February 21, 2018 (Part 2)
A fleet of pangas is moored in the cove, at least 140 at a quick glance, and more are pulled up onto the beach. Puerto Angel, Mexico: palm trees, thatched roofs, people fishing from the rocky headland cliffs. A chapel painted white with blue trim matches the color scheme of many of the boats. Its white cross and bell tower stand out against the green vegetation, looking somehow Greek (rather than Mexican) to my untrained eye.
Heidi showed me how to furl the headsails and put the sail covers on as we were coming into the anchorage. This involves clipping into the lifeline and climbing out onto the bowsprit; interesting and a bit scary, too. It made me feel very nautical. Heidi knows what she is doing, climbing around out there, and hauling the heavy anchor chain by hand. She’s a bad-ass. Peter got “captainy” after we were at anchor, solving a wee issue with the staysail sheet being caught under the anchor chain. We are all tired from our three-day passage with the four-on/four-off watch schedule.
A local guy in a panga went by just after we’d anchored, put his hand on his heart and said, “mi casa es su casa.” Showing up in a foreign harbor on the very distinctive BERTIE, I imagine we get quite a different reception than the typical bleach-bottle gin-and-tonic yachties!

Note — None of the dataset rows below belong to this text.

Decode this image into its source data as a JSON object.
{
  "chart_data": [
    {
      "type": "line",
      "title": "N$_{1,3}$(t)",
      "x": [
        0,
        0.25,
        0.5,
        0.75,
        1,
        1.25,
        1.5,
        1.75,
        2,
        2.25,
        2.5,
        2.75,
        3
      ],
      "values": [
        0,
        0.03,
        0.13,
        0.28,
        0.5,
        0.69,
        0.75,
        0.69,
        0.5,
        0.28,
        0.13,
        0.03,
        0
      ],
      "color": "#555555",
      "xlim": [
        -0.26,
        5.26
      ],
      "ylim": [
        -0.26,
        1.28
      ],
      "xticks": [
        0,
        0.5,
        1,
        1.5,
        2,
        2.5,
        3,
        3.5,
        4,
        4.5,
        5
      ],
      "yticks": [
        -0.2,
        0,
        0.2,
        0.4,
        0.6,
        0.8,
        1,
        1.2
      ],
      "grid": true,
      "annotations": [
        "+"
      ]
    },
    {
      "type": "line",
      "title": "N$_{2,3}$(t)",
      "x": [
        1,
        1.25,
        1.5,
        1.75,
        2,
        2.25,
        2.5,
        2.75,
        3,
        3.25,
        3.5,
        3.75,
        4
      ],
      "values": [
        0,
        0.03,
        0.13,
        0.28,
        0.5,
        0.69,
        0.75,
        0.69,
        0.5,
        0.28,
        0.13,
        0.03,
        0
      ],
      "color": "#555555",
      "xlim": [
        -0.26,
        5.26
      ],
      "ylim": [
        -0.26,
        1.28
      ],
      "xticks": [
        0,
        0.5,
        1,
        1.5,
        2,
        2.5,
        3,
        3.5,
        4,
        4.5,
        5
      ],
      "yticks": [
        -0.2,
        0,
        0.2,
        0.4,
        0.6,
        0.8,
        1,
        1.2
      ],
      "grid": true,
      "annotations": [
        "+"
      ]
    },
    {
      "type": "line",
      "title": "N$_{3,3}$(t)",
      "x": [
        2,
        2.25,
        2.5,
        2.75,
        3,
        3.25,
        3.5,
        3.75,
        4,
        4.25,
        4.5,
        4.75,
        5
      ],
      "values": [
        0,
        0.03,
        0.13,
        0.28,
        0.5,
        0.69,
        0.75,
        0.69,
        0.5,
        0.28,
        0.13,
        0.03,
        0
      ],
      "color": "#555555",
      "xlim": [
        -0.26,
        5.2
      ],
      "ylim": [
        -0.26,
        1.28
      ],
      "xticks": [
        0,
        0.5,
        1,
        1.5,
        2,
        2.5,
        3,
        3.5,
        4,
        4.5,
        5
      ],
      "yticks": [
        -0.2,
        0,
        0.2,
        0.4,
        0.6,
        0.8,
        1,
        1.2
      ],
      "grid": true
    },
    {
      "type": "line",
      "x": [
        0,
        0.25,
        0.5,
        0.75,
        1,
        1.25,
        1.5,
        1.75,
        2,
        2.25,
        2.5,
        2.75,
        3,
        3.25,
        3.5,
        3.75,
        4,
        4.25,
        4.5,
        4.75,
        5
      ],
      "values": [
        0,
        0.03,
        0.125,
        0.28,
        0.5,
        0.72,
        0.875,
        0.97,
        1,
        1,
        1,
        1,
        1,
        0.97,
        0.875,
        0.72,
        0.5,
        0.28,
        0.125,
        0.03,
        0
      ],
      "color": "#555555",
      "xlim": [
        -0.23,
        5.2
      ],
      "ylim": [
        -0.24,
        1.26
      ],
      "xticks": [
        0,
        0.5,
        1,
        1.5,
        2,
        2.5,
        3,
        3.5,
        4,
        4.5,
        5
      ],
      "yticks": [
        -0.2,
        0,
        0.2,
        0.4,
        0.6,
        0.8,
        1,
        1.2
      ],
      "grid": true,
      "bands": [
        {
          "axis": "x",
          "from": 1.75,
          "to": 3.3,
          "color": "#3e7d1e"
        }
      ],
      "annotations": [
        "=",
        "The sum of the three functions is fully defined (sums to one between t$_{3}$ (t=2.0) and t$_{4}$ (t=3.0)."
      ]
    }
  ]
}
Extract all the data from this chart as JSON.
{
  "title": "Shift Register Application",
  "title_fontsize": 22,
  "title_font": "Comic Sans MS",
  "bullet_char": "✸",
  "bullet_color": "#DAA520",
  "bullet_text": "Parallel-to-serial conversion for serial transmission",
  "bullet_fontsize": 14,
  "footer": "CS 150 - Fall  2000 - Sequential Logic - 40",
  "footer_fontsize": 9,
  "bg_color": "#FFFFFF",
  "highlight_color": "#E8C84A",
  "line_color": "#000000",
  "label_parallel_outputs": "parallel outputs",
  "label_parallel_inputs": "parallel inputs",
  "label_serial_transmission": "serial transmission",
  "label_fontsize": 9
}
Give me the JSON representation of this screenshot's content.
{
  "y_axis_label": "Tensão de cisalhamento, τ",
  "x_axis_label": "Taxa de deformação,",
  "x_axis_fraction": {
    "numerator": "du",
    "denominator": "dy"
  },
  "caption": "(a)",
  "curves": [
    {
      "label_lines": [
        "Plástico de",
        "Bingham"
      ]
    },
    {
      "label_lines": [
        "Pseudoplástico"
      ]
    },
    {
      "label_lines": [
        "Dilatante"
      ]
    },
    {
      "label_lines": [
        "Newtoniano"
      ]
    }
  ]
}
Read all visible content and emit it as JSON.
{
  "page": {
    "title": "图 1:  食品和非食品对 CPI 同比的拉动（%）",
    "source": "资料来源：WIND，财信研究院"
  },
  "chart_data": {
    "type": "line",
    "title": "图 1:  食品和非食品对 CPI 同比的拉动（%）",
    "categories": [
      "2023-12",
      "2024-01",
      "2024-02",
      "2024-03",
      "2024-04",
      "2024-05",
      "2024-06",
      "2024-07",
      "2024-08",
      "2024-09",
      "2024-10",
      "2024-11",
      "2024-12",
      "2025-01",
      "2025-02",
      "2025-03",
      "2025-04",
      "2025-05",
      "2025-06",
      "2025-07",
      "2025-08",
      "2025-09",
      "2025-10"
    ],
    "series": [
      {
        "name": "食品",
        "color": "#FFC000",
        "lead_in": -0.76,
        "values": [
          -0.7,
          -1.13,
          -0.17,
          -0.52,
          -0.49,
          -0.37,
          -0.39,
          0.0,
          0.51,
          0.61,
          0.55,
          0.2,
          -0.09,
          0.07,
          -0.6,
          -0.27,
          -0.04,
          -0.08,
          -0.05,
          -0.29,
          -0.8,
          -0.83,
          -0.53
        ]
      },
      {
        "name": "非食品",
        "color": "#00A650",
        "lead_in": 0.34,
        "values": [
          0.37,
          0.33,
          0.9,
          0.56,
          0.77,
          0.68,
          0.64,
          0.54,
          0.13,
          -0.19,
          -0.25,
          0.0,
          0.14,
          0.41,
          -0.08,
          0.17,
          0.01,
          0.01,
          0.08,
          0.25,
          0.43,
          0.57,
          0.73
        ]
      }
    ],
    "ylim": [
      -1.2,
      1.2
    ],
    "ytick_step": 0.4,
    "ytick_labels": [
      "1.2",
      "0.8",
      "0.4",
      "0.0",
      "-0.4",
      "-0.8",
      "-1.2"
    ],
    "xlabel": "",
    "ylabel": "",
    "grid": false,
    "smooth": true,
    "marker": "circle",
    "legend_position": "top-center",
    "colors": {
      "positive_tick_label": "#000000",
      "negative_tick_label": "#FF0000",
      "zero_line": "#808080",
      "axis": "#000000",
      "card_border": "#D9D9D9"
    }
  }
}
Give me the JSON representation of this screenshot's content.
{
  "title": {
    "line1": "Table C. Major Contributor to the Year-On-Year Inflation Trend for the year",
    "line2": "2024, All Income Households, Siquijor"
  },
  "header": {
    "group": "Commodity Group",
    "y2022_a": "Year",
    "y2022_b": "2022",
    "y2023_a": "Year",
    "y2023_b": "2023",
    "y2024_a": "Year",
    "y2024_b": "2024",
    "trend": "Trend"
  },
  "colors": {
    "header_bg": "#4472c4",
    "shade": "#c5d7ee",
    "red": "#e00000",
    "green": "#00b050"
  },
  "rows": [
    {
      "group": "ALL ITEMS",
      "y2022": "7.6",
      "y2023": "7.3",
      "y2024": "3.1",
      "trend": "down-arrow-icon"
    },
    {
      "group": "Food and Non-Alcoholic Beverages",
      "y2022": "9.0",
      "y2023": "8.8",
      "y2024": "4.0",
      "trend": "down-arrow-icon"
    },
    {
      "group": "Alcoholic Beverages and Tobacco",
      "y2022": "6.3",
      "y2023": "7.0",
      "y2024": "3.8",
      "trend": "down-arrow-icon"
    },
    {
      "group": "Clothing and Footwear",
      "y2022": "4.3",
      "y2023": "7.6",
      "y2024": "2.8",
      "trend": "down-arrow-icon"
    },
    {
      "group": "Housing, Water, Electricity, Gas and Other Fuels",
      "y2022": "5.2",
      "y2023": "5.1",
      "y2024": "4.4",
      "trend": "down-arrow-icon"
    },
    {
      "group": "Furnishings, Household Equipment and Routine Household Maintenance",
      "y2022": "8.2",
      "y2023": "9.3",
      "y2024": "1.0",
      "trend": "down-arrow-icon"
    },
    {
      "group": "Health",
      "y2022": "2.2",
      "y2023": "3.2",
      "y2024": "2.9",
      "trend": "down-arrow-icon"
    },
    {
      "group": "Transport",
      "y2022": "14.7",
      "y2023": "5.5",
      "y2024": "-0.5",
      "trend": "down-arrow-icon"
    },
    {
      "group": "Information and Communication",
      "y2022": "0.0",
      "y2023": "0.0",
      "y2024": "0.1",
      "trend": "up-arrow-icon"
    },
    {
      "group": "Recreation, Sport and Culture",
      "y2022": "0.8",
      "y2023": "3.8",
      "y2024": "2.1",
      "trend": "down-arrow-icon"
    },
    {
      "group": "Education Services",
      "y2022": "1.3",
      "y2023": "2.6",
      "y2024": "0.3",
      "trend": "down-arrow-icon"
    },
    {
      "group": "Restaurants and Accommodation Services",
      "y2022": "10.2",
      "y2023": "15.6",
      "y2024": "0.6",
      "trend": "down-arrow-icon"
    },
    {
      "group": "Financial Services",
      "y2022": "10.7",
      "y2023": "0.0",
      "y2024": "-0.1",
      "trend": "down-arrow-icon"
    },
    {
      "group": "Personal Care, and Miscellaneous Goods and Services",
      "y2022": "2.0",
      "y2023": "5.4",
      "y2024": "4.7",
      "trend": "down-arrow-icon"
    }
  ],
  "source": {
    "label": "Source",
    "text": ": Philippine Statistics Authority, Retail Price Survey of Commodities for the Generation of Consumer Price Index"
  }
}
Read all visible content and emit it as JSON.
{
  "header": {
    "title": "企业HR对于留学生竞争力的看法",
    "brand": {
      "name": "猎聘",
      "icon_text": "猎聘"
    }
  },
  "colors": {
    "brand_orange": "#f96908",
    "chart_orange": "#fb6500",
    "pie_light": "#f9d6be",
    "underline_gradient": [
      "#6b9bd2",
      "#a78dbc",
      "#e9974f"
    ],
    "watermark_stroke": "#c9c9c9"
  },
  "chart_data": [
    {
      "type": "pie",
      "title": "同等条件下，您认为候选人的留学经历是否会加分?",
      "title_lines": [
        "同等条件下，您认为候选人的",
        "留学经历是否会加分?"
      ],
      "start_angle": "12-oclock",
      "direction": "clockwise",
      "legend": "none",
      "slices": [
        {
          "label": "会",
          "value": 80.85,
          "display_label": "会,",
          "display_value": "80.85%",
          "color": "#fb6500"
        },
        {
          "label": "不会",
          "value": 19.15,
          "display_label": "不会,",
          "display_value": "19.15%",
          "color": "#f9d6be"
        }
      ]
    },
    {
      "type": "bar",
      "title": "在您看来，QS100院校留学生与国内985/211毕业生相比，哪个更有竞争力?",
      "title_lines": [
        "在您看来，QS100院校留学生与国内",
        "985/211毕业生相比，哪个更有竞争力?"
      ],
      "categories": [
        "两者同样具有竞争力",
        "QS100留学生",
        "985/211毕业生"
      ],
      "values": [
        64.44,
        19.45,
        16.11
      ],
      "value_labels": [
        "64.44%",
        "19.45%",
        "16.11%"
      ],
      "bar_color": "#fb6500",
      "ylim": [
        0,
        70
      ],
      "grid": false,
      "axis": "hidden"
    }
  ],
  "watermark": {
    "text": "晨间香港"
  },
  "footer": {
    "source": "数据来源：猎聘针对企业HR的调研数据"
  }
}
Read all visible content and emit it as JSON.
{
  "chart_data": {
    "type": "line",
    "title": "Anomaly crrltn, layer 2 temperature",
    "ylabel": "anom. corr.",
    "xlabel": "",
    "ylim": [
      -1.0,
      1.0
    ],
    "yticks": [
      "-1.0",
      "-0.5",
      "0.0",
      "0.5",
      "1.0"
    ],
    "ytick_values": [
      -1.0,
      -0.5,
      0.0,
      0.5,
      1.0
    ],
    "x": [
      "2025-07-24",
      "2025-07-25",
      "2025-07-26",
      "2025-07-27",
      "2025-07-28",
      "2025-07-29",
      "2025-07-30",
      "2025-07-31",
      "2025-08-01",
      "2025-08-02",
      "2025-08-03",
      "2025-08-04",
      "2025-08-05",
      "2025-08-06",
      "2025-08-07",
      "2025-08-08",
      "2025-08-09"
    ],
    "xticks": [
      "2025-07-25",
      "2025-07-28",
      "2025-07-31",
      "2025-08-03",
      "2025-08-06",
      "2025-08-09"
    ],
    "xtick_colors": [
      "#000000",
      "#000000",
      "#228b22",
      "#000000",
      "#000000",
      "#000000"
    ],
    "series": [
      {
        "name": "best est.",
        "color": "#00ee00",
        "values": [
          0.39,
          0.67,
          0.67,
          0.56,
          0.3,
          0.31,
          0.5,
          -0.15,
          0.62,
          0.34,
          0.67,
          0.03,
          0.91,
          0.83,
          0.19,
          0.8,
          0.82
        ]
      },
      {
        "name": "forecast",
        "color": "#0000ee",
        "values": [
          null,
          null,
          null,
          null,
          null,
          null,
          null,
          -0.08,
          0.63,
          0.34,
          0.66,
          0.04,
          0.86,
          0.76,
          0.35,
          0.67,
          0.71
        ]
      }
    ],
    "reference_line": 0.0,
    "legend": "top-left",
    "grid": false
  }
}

I swabbed the decks, Heidi is cooking dinner, and Peter is in the cabin using the internet. The sun set a while ago, and dusk is fast overtaking Puerto Angel. Pangas are heading out to do some night fishing — without lights, as usual. Fifty-five pelicans just flew into town. A big kettle of Black and Turkey Vultures were circling earlier, in the heat of the afternoon. An evening chorus of songbirds calls out raucously from the palm thicket right above the beach. The light here is beautiful and the air is so much cleaner than it was in Acapulco. I wish I had a local guide and more than a few stray moments snatched away from chores so I could go ashore and do some serious birding, photography, and writing. Alas, this is a part of shipboard life. I feel a bit like Stephen Maturin, the naturalist/surgeon from Patrick O’Brian’s novels, gazing longingly at an inaccessible shore filled with unexplored, inestimable wonders.
We will leave here in the morning, heading further down the coast to Huatulco, in search of a more sheltered anchorage. BERTIE is rocking and rolling here due to a heavy swell, and wakes from the panga traffic. We’ll need to find a more sheltered spot for our bottom-cleaning task.
In the meantime, we’ll enjoy a good night’s sleep at anchor, after our two nights on watch out at sea. I’m glad I’m not the captain or first mate, since they’ll have to keep one ear and one eye open all night, just in case the anchor drags, we get boarded by pirates, or any other emergencies crop up.